İsrail’in saldırılarının Gazze’nin yüzde 80’ini yok ettiğini, en az 68 bin kişinin hayatını kaybettiğini, neredeyse tüm nüfusun yerinden edildiğine işaret edilen yazıda, "Suriye'nin Siyonizm karşıtı cepheden çekilmesi ve ABD ve İsrail tarafından yutulması, son iki yıldaki olayların en büyük kayıplarından biridir. Bu kayıp, El-Aksa Fırtınası Harekatı'nın olumsuz sonuçlarından biri olarak değerlendirilmelidir” analizini yaptı.
Devrim Muhafızları Ordusu Kudüs Gücü Komutanı Tümgeneral İsmail Kaani de geçtiğimiz haftalarda İran basınına verdiği bir röportajda; 7 Ekim'deki saldırılardan Hizbullah lideri Hasan Nasrallah, Hamas lideri İsmail Heniyye ve kendilerinin habersiz olduğunu açıklamıştı.
İsrail ile Hamas arasında ateşkesin sağlandığı bu günlerde Sönmez Köksal’ın, “İsrail Hamas’ı kullandı” açıklaması dikkat çekicidir elbette!..
Yine İran’ın ‘Aksa Tufanı’nı hata olarak kabul etmesi ve İsmail Kaani’nin, Heyniyye, Nasrallah ve kendilerinin habersiz olduğunu söylemesi de, ‘Aksa Tufanı Operasyonu’nu yapanların kimden emir/talimat aldığı sorusunu gündeme getiriyor!

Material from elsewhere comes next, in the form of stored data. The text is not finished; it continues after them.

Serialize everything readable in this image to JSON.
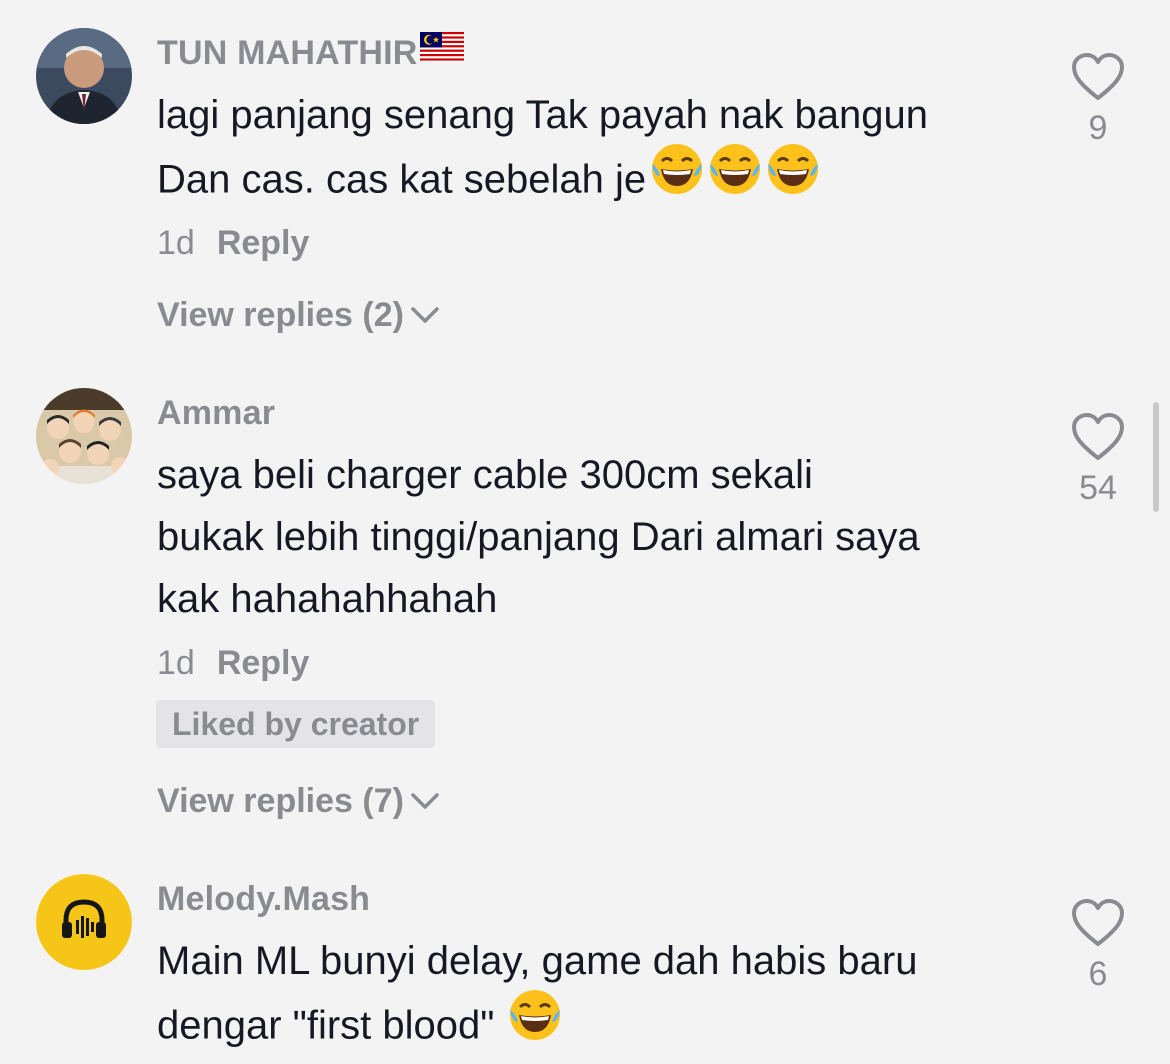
{
  "comments": [
    {
      "username": "TUN MAHATHIR",
      "username_flag": "malaysia-flag",
      "text": "lagi panjang senang Tak payah nak bangun\nDan cas. cas kat sebelah je",
      "text_emojis": [
        "face-with-tears-of-joy",
        "face-with-tears-of-joy",
        "face-with-tears-of-joy"
      ],
      "time": "1d",
      "reply_label": "Reply",
      "view_replies": "View replies (2)",
      "like_count": "9",
      "avatar": "portrait-avatar"
    },
    {
      "username": "Ammar",
      "text": "saya beli charger cable 300cm sekali\nbukak lebih tinggi/panjang Dari almari saya\nkak hahahahhahah",
      "time": "1d",
      "reply_label": "Reply",
      "badge": "Liked by creator",
      "view_replies": "View replies (7)",
      "like_count": "54",
      "avatar": "anime-group-avatar"
    },
    {
      "username": "Melody.Mash",
      "text": "Main ML bunyi delay, game dah habis baru\ndengar \"first blood\"",
      "text_emojis": [
        "face-with-tears-of-joy"
      ],
      "like_count": "6",
      "avatar": "headphones-avatar"
    }
  ],
  "colors": {
    "background": "#f3f3f4",
    "text_primary": "#161823",
    "text_secondary": "#8a8b91",
    "badge_bg": "#e4e4e6",
    "avatar_yellow": "#f5c518"
  },
  "icons": {
    "like": "heart-outline-icon",
    "expand": "chevron-down-icon"
  }
}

Ya da İsrail işbirlikçisi Mahmud Abbas gibi, Hamas’ın da İsrail’in güdümünde olduğu tezini güçlendiriyor!
Normal şartlarda eldeki silahlara göre İsrail’e saldırmak mantıklı olmasa gerek. Çünkü eldeki imkanlara göre sonucun böyle olacağı baştan bilinmeliydi!
Dünya devletlerinin büyük çoğunluğunun, içinde halkları Müslüman olanlar da dahil; İsrail’in yanında yer alacağı; silah ve mühimmat yardımı yapacağı bilinen bir gerçekti!
Eldeki kısıtlı imkanlarla strateji olarak ancak gerilla savaşı yapılmalıydı!
Aksa Tufanı Operasyonu’nu yapanların bunu dikkate almadan operasyonu başlatması sonucu kadın, çocuk yaşlılar da dahil, İsrail’in katlettiği 67 bin 806 masum cana maloldu!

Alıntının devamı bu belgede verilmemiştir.